Les observations faites à la mi-avril montrent, dans certains marais, des dépôts formant une croûte opaque. Explications et alternatives.
Début avril, avec le début d’exondation dans les parcelles, un dépôt végétal est observé dans certains marais (Brière et marais d’estuaire). L’assèchement consécutif, accéléré par les vents d’est/nord-est d’avril, a amplifié le phénomène déjà observé. Une croûte très compacte est alors apparue.
Le « film » végétal croûté a été ameubli par les précipitations du week-end précédent. Sous la croûte, le couvert prairial est dégradé et en cours de désagrégation. Certaines graminées parviennent à percer le film à l’occasion de petites fissures ou de parties plus minces. Les végétaux les plus développés sont l’agrostis stolonifère et la baldingère (deux graminées) ou encore eleocharis palustris, ainsi que les renoncules rampantes.
À l’intérieur d’une parcelle, des contrastes
On peut observer de nettes différences entre le haut et le bas des parcelles. Dans le bas, plus humide, la végétation est un peu plus dense. Dans le haut, plus sec, le film est encore solide et forme une croûte qui empêche les plantules d’accéder à la lumière.
En effet, dans les endroits les plus humides, l’agrostis se développe correctement car elle réussit à passer au-dessus de la « croûte ». Mais dans les parties les plus hautes de la parcelle, la situation est plus préoccupante car la graminée rencontre des difficultés à fragmenter cette croûte végétale.
Quelles sont les causes de ce dépôt ?
Ce phénomène, déjà constaté dans les marais, est la résultante des fortes précipitations hivernales et de début de printemps prolongées, cumulées avec la douceur des températures et avec le vent très séchant d’est, en mars, qui a contribué à structurer cette croûte. Sa composition est un mélange de végétaux très fins avec des algues et dépôts sédimentaires en suspension qui, en séchant, forme une croûte compacte et opaque.
Plusieurs cas ont été observés (voir les photos ci-dessus) et le retour des pluies en Brière et dans les prairies de l’estuaire a encore fait évoluer les situations.
Début mai, quelle situation pour les marais du Nord de l’estuaire ?
Dans les marais du secteur de Cordemais, la croûte forme un voile opaque et dense qui prive la végétation d’un accès à la lumière. À la différence des parcelles de Brière, il est difficile de voir en dessous un stock de végétation permettant une ressource fourragère. Si certaines dicotylédones (potentille des oies) et cypéracées (carex ovalis et eleocharis palustris) ont réussi à percer la croûte, le cortège de graminées restées en dessous est en état de pourrissement.
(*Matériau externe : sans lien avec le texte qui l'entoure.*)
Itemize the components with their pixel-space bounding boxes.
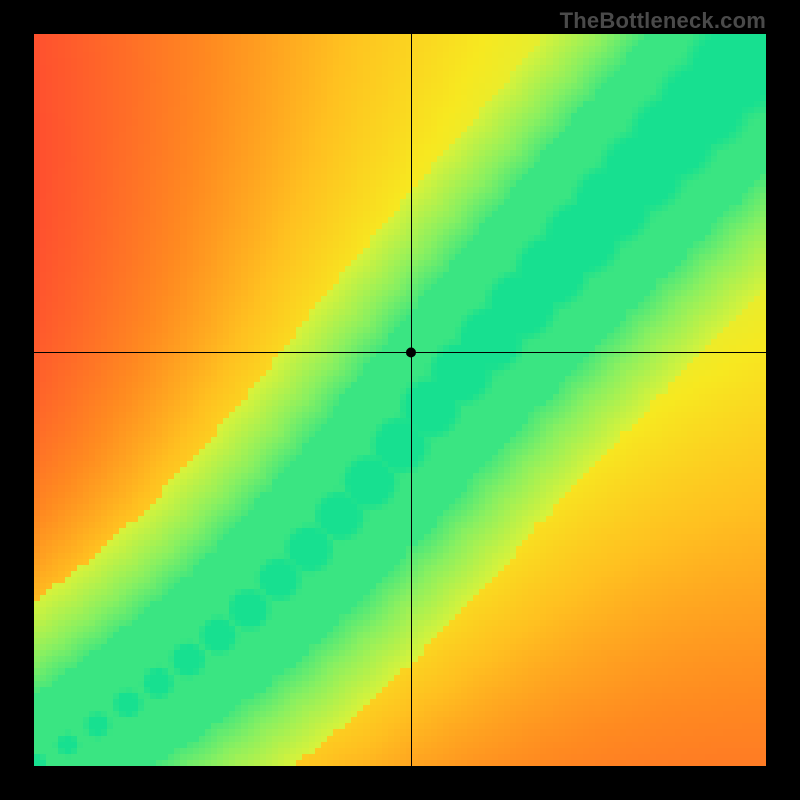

Cette dégradation est due à la privation de lumière et d’oxygène.
Cette situation ne s’est pas améliorée entre le mois d’avril et début mai. La composante Graminées est très faible pour cette période de l’année : dans une parcelle où le voile de recouvrement était très épais, les graminées ne représentent que 10 % du couvert végétal. Habituellement, dans ce type de parcelle, elles composent 70 à 80 % de la biomasse. Le potentiel de production est donc réellement impacté. Début mai, il reste des traces de ce voile non dilué par les précipitations.
Les graminées agressives (phalaris et glyceria) prennent la place des agrostis alopecurus. À la place des graminées, nous observons le développement des eleocharis et des carex non contraints par l’excès d’eau et la concurrence végétale.
Conséquences
Cette situation est inquiétante car la perte de productivité prairiale sera forte. Les parcelles de fauche en particulier verront leur productivité reculer de moitié par rapport à une année normale.
Les graminées, principale composante fourragère des prairies, sont au mieux peu développées (retard de croissance), au pire pourries sous le voile opaque d’avril où elles s’étaient développées.
De jeunes plantules sont observées mais en densité et développement trop faibles pour former une biomasse récoltable en été.
Les parcelles vont retrouver un couvert avec une biomasse prairiale mais avec des repousses faibles et certainement très hétérogènes ce qui affaiblira la productivité annuelle.
Quelles alternatives ?
Le pâturage sera à privilégier dans les parcelles clôturées car l’action du piétinement limitera l’emprise ou la formation du voile à la décrue. Cependant, la productivité prairiale sera aussi en diminution.
Réglementation
Si vous souhaitez ou avez réalisé un travail superficiel du sol afin de « casser » ou « fissurer » cette croûte et que votre prairie est engagée en MAEC, il est fortement conseillé d’en informer l’opérateur Natura 2000 du site. Ce dernier fera remonter l’information à la DDTM afin d’éviter tout risque en cas de contrôle.